I do however think it is a crying shame the way money is often used. It used to be that the charging of interest was considered usury and morally shady.
When was that?
To those who would claim that the charging of interest is the only way to fuel growth, I answer: use your imaginations. Sheesh. There are so many possibilities it makes my brain ache to see things like that being said.
The thing I dislike the most is that we aren't allotted a place to simply exist to call our own. For this "privilege" we are required to submit to demeaning labor so that we may shovel money into the bottomless pit called rent. Ah, to live in a world where I could build a shelter for myself without being labeled a criminal..
Money is convenient, as well as freeing. Without money, who will decide how many widgets you need and who deserves what form of compensation for work done?
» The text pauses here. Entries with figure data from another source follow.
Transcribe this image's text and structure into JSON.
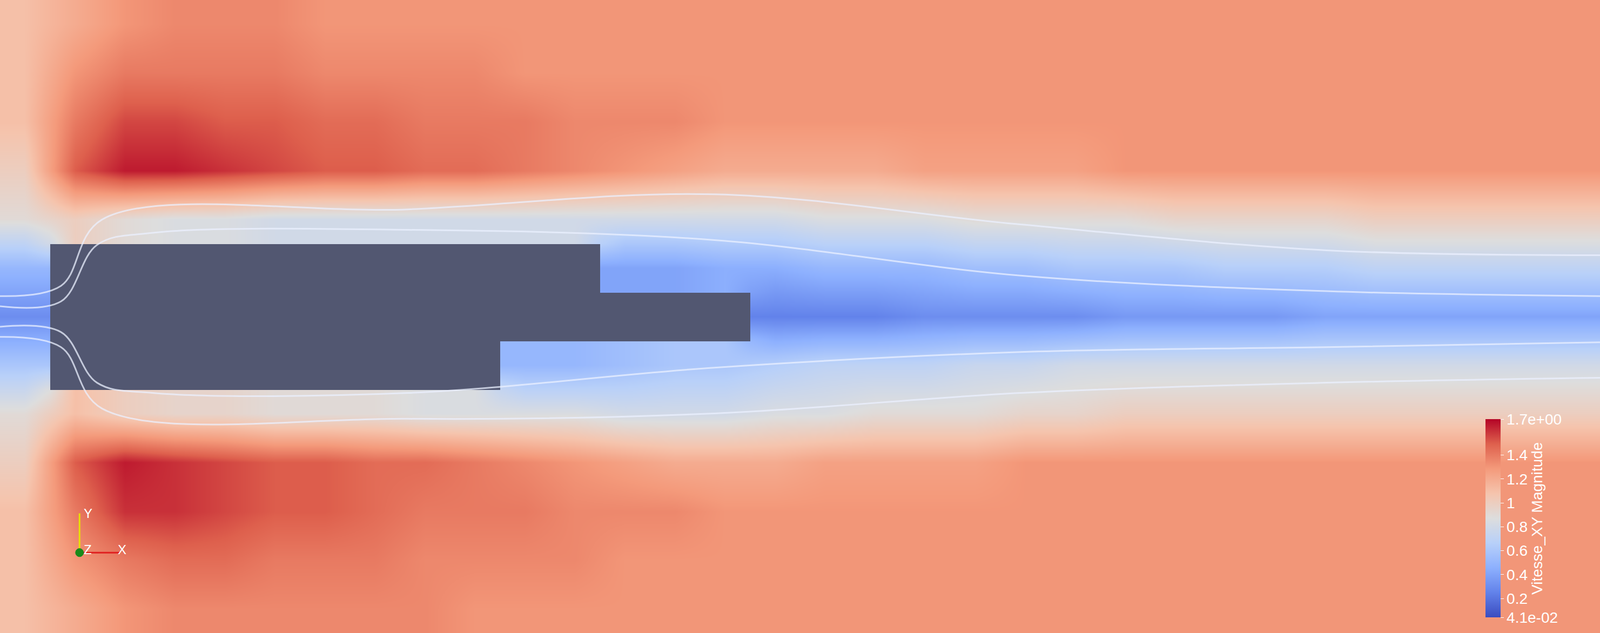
{
  "chart_data": {
    "type": "heatmap",
    "x": [
      0,
      1,
      2,
      3,
      4,
      5,
      6,
      7,
      8,
      9,
      10,
      11,
      12,
      13,
      14,
      15,
      16,
      17,
      18,
      19,
      20,
      21,
      22,
      23,
      24,
      25,
      26,
      27,
      28,
      29,
      30,
      31
    ],
    "y": [
      0,
      1,
      2,
      3,
      4,
      5,
      6,
      7,
      8,
      9,
      10,
      11,
      12
    ],
    "xlim": [
      -0.5,
      31.5
    ],
    "ylim": [
      -0.5,
      12.5
    ],
    "tick_labels": false,
    "grid": false,
    "z": [
      [
        1.1,
        1.2,
        1.3,
        1.35,
        1.35,
        1.35,
        1.35,
        1.35,
        1.35,
        1.3,
        1.3,
        1.3,
        1.3,
        1.3,
        1.3,
        1.3,
        1.3,
        1.3,
        1.3,
        1.3,
        1.3,
        1.3,
        1.3,
        1.3,
        1.3,
        1.3,
        1.3,
        1.3,
        1.3,
        1.3,
        1.3,
        1.3
      ],
      [
        1.1,
        1.3,
        1.4,
        1.45,
        1.45,
        1.4,
        1.4,
        1.4,
        1.35,
        1.35,
        1.35,
        1.35,
        1.3,
        1.3,
        1.3,
        1.3,
        1.3,
        1.3,
        1.3,
        1.3,
        1.3,
        1.3,
        1.3,
        1.3,
        1.3,
        1.3,
        1.3,
        1.3,
        1.3,
        1.3,
        1.3,
        1.3
      ],
      [
        1.1,
        1.4,
        1.6,
        1.6,
        1.55,
        1.5,
        1.5,
        1.45,
        1.4,
        1.4,
        1.4,
        1.35,
        1.35,
        1.35,
        1.3,
        1.3,
        1.3,
        1.3,
        1.3,
        1.3,
        1.3,
        1.3,
        1.3,
        1.3,
        1.3,
        1.3,
        1.3,
        1.3,
        1.3,
        1.3,
        1.3,
        1.3
      ],
      [
        1.0,
        1.5,
        1.65,
        1.6,
        1.55,
        1.5,
        1.5,
        1.45,
        1.45,
        1.4,
        1.35,
        1.3,
        1.25,
        1.2,
        1.2,
        1.2,
        1.25,
        1.25,
        1.25,
        1.25,
        1.3,
        1.3,
        1.3,
        1.3,
        1.3,
        1.3,
        1.3,
        1.3,
        1.3,
        1.3,
        1.3,
        1.3
      ],
      [
        0.9,
        1.1,
        1.0,
        0.95,
        0.95,
        0.9,
        0.9,
        0.9,
        0.85,
        0.85,
        0.85,
        0.85,
        0.8,
        0.8,
        0.8,
        0.85,
        0.85,
        0.9,
        0.9,
        0.9,
        0.95,
        0.95,
        1.0,
        1.0,
        1.0,
        1.0,
        1.0,
        1.0,
        1.0,
        1.0,
        1.0,
        1.0
      ],
      [
        0.6,
        null,
        null,
        null,
        null,
        null,
        null,
        null,
        null,
        null,
        0.5,
        0.5,
        0.55,
        0.6,
        0.6,
        0.65,
        0.7,
        0.7,
        0.7,
        0.75,
        0.75,
        0.8,
        0.8,
        0.8,
        0.8,
        0.8,
        0.8,
        0.8,
        0.8,
        0.8,
        0.8,
        0.8
      ],
      [
        0.3,
        null,
        null,
        null,
        null,
        null,
        null,
        null,
        null,
        null,
        null,
        null,
        null,
        null,
        null,
        0.25,
        0.25,
        0.25,
        0.3,
        0.3,
        0.3,
        0.3,
        0.35,
        0.35,
        0.35,
        0.35,
        0.4,
        0.4,
        0.4,
        0.4,
        0.4,
        0.4
      ],
      [
        0.5,
        null,
        null,
        null,
        null,
        null,
        null,
        null,
        null,
        null,
        null,
        null,
        0.4,
        0.4,
        0.45,
        0.45,
        0.5,
        0.5,
        0.5,
        0.55,
        0.55,
        0.6,
        0.6,
        0.6,
        0.65,
        0.65,
        0.65,
        0.7,
        0.7,
        0.7,
        0.7,
        0.7
      ],
      [
        0.9,
        1.0,
        0.9,
        0.85,
        0.85,
        0.8,
        0.8,
        0.8,
        0.8,
        0.8,
        0.8,
        0.8,
        0.8,
        0.8,
        0.8,
        0.8,
        0.85,
        0.85,
        0.85,
        0.9,
        0.9,
        0.9,
        0.9,
        0.95,
        0.95,
        0.95,
        0.95,
        1.0,
        1.0,
        1.0,
        1.0,
        1.0
      ],
      [
        1.0,
        1.5,
        1.65,
        1.65,
        1.6,
        1.55,
        1.5,
        1.5,
        1.45,
        1.45,
        1.4,
        1.35,
        1.3,
        1.25,
        1.2,
        1.2,
        1.2,
        1.2,
        1.25,
        1.25,
        1.25,
        1.25,
        1.3,
        1.3,
        1.3,
        1.3,
        1.3,
        1.3,
        1.3,
        1.3,
        1.3,
        1.3
      ],
      [
        1.1,
        1.4,
        1.55,
        1.55,
        1.5,
        1.5,
        1.45,
        1.45,
        1.4,
        1.4,
        1.4,
        1.35,
        1.35,
        1.35,
        1.3,
        1.3,
        1.3,
        1.3,
        1.3,
        1.3,
        1.3,
        1.3,
        1.3,
        1.3,
        1.3,
        1.3,
        1.3,
        1.3,
        1.3,
        1.3,
        1.3,
        1.3
      ],
      [
        1.1,
        1.3,
        1.4,
        1.4,
        1.4,
        1.4,
        1.35,
        1.35,
        1.35,
        1.35,
        1.3,
        1.3,
        1.3,
        1.3,
        1.3,
        1.3,
        1.3,
        1.3,
        1.3,
        1.3,
        1.3,
        1.3,
        1.3,
        1.3,
        1.3,
        1.3,
        1.3,
        1.3,
        1.3,
        1.3,
        1.3,
        1.3
      ],
      [
        1.1,
        1.2,
        1.3,
        1.35,
        1.35,
        1.35,
        1.3,
        1.3,
        1.3,
        1.3,
        1.3,
        1.3,
        1.3,
        1.3,
        1.3,
        1.3,
        1.3,
        1.3,
        1.3,
        1.3,
        1.3,
        1.3,
        1.3,
        1.3,
        1.3,
        1.3,
        1.3,
        1.3,
        1.3,
        1.3,
        1.3,
        1.3
      ]
    ],
    "colorbar": {
      "title": "Vitesse_XY Magnitude",
      "range": [
        0.041,
        1.7
      ],
      "ticks": [
        {
          "value": 1.7,
          "label": "1.7e+00"
        },
        1.4,
        1.2,
        1,
        0.8,
        0.6,
        0.4,
        0.2,
        {
          "value": 0.041,
          "label": "4.1e-02"
        }
      ]
    },
    "streamlines": [
      {
        "x": [
          -0.5,
          0.72,
          1.44,
          2.56,
          7.66,
          13.79,
          19.91,
          26.03,
          31.5
        ],
        "y": [
          6.21,
          6.31,
          7.47,
          7.72,
          7.78,
          7.57,
          6.84,
          6.52,
          6.42
        ]
      },
      {
        "x": [
          -0.5,
          0.72,
          1.44,
          2.56,
          7.66,
          13.79,
          19.91,
          26.03,
          31.5
        ],
        "y": [
          5.79,
          5.68,
          4.64,
          4.43,
          4.43,
          4.95,
          5.27,
          5.37,
          5.47
        ]
      },
      {
        "x": [
          -0.5,
          0.72,
          1.54,
          7.66,
          13.79,
          19.91,
          26.03,
          31.5
        ],
        "y": [
          6.42,
          6.63,
          7.99,
          8.2,
          8.51,
          7.89,
          7.36,
          7.26
        ]
      },
      {
        "x": [
          -0.5,
          0.72,
          1.54,
          7.66,
          13.79,
          19.91,
          26.03,
          31.5
        ],
        "y": [
          5.58,
          5.37,
          4.11,
          3.9,
          4.01,
          4.43,
          4.64,
          4.74
        ]
      }
    ],
    "axes_triad": {
      "x": "X",
      "y": "Y",
      "z": "Z"
    }
  }
}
Neither socialism or communism appeals to me. If my life is easier with one more widget than Sally has, too friggen' bad for Sally. If she wants an extra widget, she can damn well work for it.
To expand on that, going back to finding someone who wants the horse pucks that Arnie provides, isn't a lifestyle I'd be interested in.
Money is the wrong target, property is the problem. The idea that you can own something and have complete control of it including the right to deny other people use of it (even if they need it more - hell, even if they need it to survive) has been elevated to the position of an absolute moral right in some people's minds. Any suggestion that there might be an alternative to this is quickly shot down with indignation and sarcasm, as amply demonstrated by some of the commenters here
Sorry, this probably sounds like I'm trying to politicise this thread. Please ignore the raving lefty.
Money is the wrong target, property is the problem.
Interesting... but I can see how this could be the case. People who have sought spiritual enlightenment in both Eastern and Western streams of thought have commonly divested themselves of property. Poverty is a monastic tradition; and yet the abandonment of property has not necessarily led to deprivation (insufficiency of food, clothing, or shelter) except where that deprivation has been expressly and deliberately the goal. This is because the monastics have monasteries, physical and organizational structures in place that provide for their physical needs.
So for some, it seems that the solution to poverty is... poverty. Poverty with guard rails on it.
Which brings up an important question: What do we mean exactly by "poverty"? Do we mean physical lack that could cause suffering and health decline to the point of death if unabated? Or do we merely mean a low standard of living?